Hi, in the week 1 programming assignment on regularization, there is a mistake in the check statement following cell number 24. In cell number 24, the correct initialization of D1 is as follows “D1 = np.random.rand(20,X.shape[1])”, and this gives an error in the succeeding check statement, but gives no error for the rest of the cells. Please correct that check statement.
Hi Mubsi, PFA the screenshots of the line causing the error, and the error, a screenshot of how the rest of the code works with this error. Just the check statement for this particular line is causing the problem.
(Solution code removed)
If i replace the 20 in the line “D1 = np.random.rand(20,X.shape[1]” to 2, that corresponding piece of code works, but the rest of the code shows up an error.
(Solution code removed, as posting it publicly is against the honour code of this community, regardless if it is correct or not. You can share the errors you get)
Please help!
There is no mistake in the test case. The mistake is in your code. You hard-coded the shape of D1
and D2
to have a fixed number of rows. It is given that:
In lecture, we dicussed creating a variable d^{[1]} with the same shape as a^{[1]}.
So, your D1
and D2
should have the same shape as A1
and A2
, respectively.
Thank you! that solved the problem! But there is still an error in the code for the check statement/test case, there is no reason why hard coding should not work. The shape of A1 in the testcase is incorrect. Kindly check if you are interested.
Sorry, but you are just wrong here about hard-coding. There is no reason to hard-code any of the dimensions here. The only reason to hard-code is if you literally have to. Otherwise you are purposely writing code that is not general. Why would you do that unless you were literally forced to?
So what do you mean that the shape of A1 in the test case is incorrect? Because it doesn’t agree with the “real” data being used here? But the point is we are writing code that can be used with any data, not just the specific data we happen to have here. That’s what I mean by “general” code. Or you could call it “reusable” code. Tomorrow you could reuse it with data having different dimensions.
Hi @Karthik_Mishra,
Thank you for sharing the screenshot.
However, as it turns out, you are writing hard-coded values. Nothing wrong with the code or tests we have provided.
Please follow the instructions as provided from the mentors to overcome this.
Thanks,
Mubsi
Hi Paul, Thanks for your reply. I understand what you are saying about the advantages of not hard coding, and I fully agree with what you say. And removing the hardcoding did solve the failure of the test case that i was facing. However to make my point clear, certain values of the neural network we are currently building are already hardcoded. To prove my point, look at the description of the function I am working on, in that it clearly specifies the shape of W1, b1, W2, b2, W3, b3. So the number of layers, and the number of hidden units per layer are fixed. This also fixes the shape of A1, A2, and A3. That is the reason I said that there is no reason hard coding should not work. I hope I was able to better explain my point, however i could be wrong. But nonetheless thanks for your time!
Thank you @Mubsi ! I followed the instructions shared by the mentor and it did solve the problem… Thanks!
The only dimension in a NN that must be hard-coded is the number of units in each hidden layer.
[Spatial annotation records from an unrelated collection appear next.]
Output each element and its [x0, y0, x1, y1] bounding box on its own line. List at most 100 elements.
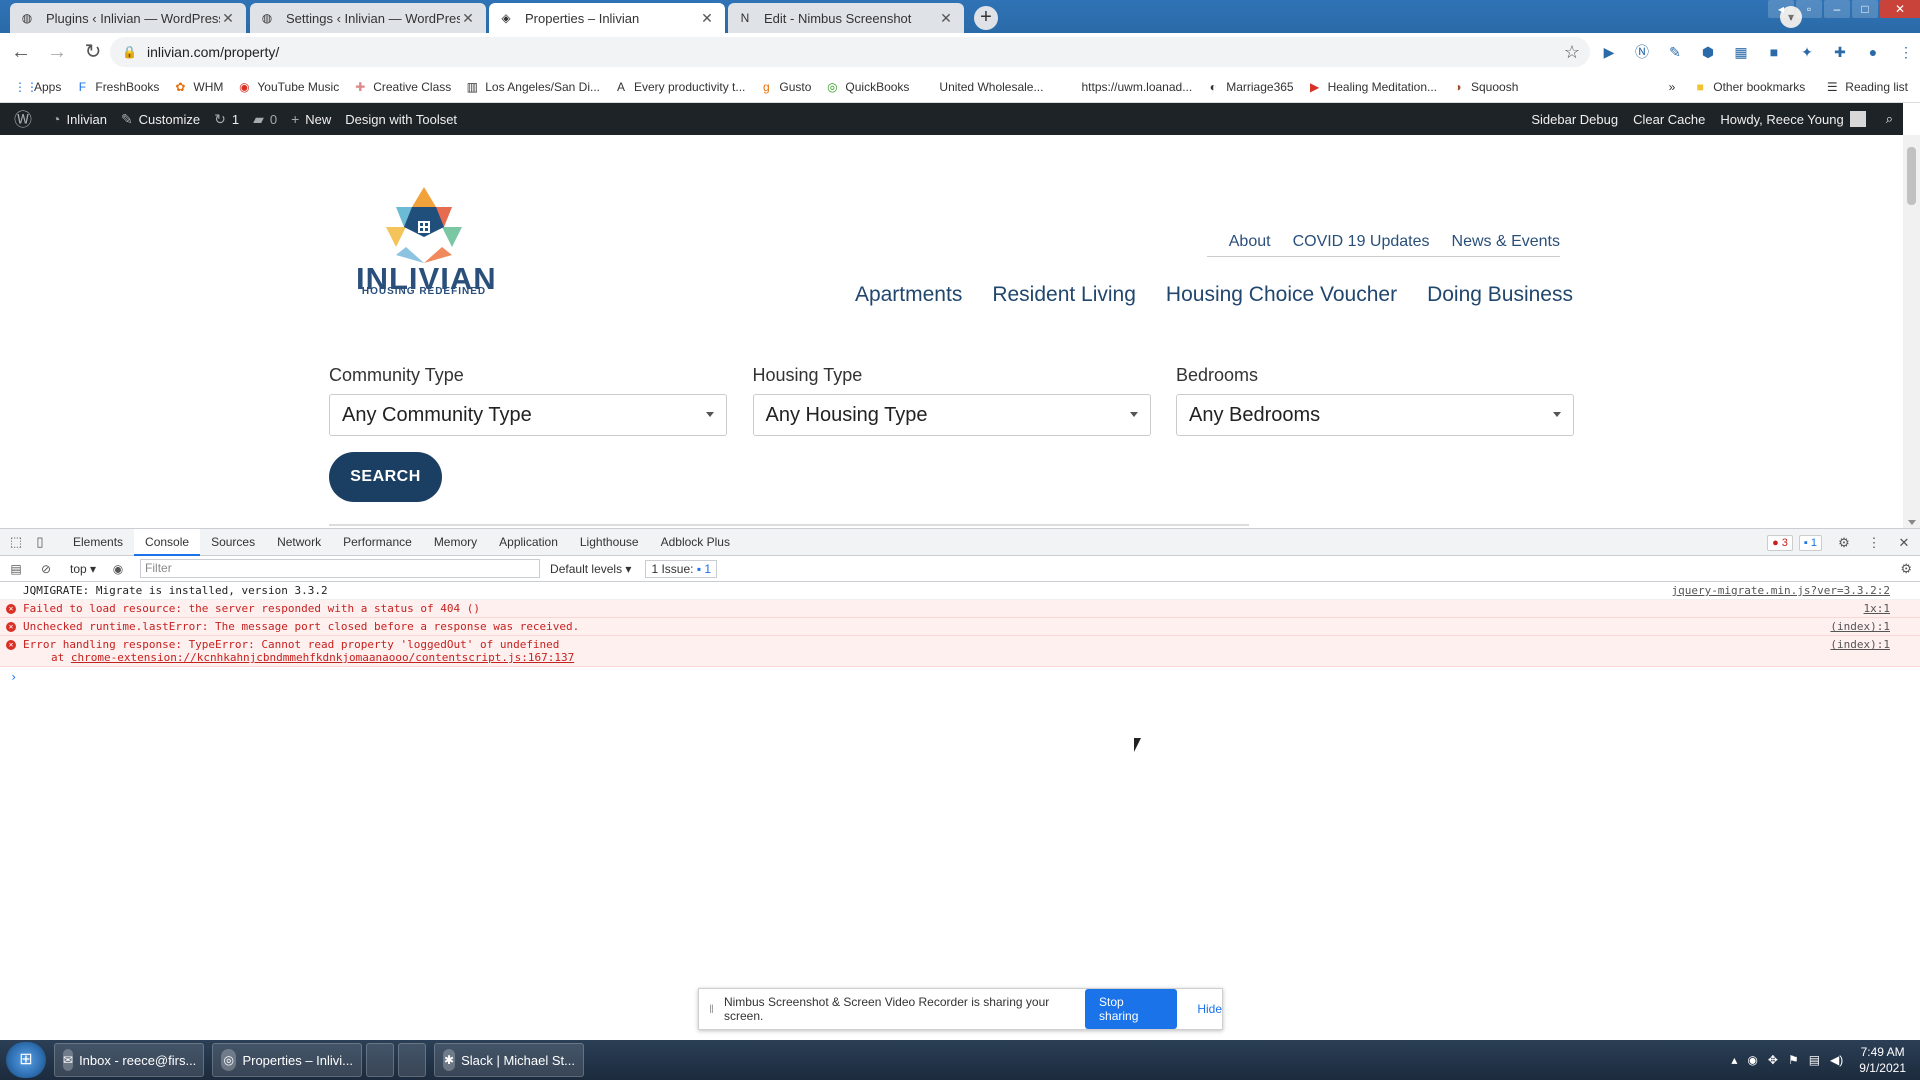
bookmark-los-angeles[interactable]: ▥ Los Angeles/San Di...: [465, 80, 600, 94]
devtools-tab-network[interactable]: Network: [266, 529, 332, 556]
nav-link-news-events[interactable]: News & Events: [1452, 233, 1560, 251]
security-shield-icon[interactable]: ◉: [1747, 1053, 1757, 1067]
clear-cache-link[interactable]: Clear Cache: [1633, 112, 1705, 127]
close-tab-icon[interactable]: ✕: [220, 10, 236, 27]
profile-avatar-icon[interactable]: ●: [1862, 41, 1884, 63]
minimize-icon[interactable]: –: [1824, 0, 1850, 18]
message-source-link[interactable]: (index):1: [1830, 620, 1890, 633]
show-sidebar-icon[interactable]: ▤: [8, 562, 24, 576]
bookmark-freshbooks[interactable]: F FreshBooks: [75, 80, 160, 94]
sidebar-debug-link[interactable]: Sidebar Debug: [1531, 112, 1618, 127]
inspect-element-icon[interactable]: ⬚: [8, 534, 24, 550]
live-expression-eye-icon[interactable]: ◉: [110, 562, 126, 576]
bookmark-gusto[interactable]: g Gusto: [759, 80, 811, 94]
window-icon[interactable]: ▫: [1796, 0, 1822, 18]
devtools-tab-sources[interactable]: Sources: [200, 529, 266, 556]
scrollbar-thumb[interactable]: [1907, 147, 1916, 205]
devtools-tab-application[interactable]: Application: [488, 529, 569, 556]
console-settings-gear-icon[interactable]: ⚙: [1900, 561, 1912, 577]
info-count-badge[interactable]: ▪ 1: [1798, 534, 1822, 551]
volume-icon[interactable]: ◀): [1830, 1053, 1843, 1067]
abp-extension-icon[interactable]: ⬢: [1697, 41, 1719, 63]
devtools-settings-gear-icon[interactable]: ⚙: [1836, 535, 1852, 551]
maximize-icon[interactable]: □: [1852, 0, 1878, 18]
wp-toolset-link[interactable]: Design with Toolset: [345, 112, 457, 127]
bedrooms-select[interactable]: Any Bedrooms: [1176, 394, 1574, 436]
show-hidden-icons-icon[interactable]: ▴: [1731, 1053, 1737, 1067]
log-levels-dropdown[interactable]: Default levels ▾: [550, 562, 631, 576]
trello-extension-icon[interactable]: ▦: [1730, 41, 1752, 63]
back-arrow-icon[interactable]: ←: [6, 37, 36, 67]
devtools-tab-console[interactable]: Console: [134, 528, 201, 556]
bookmark-youtube-music[interactable]: ◉ YouTube Music: [237, 80, 339, 94]
devtools-more-menu-icon[interactable]: ⋮: [1866, 535, 1882, 551]
bookmark-whm[interactable]: ✿ WHM: [173, 80, 223, 94]
close-tab-icon[interactable]: ✕: [938, 10, 954, 27]
hide-button[interactable]: Hide: [1197, 1002, 1222, 1016]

This is because those are decisions made in the design of the NN model. Everything else is controlled by the size of the input data X and the number of outputs Y.
The example of hard-coding you reference in the forward_propagation_with_dropout() function (in the doctext) is - frankly - needlessly confusing.
None of the values I’ve circled should be shown as integers here, they should (as is done is every other assignment in the Specialization) be shown using variables.
That would help eliminate this confusion.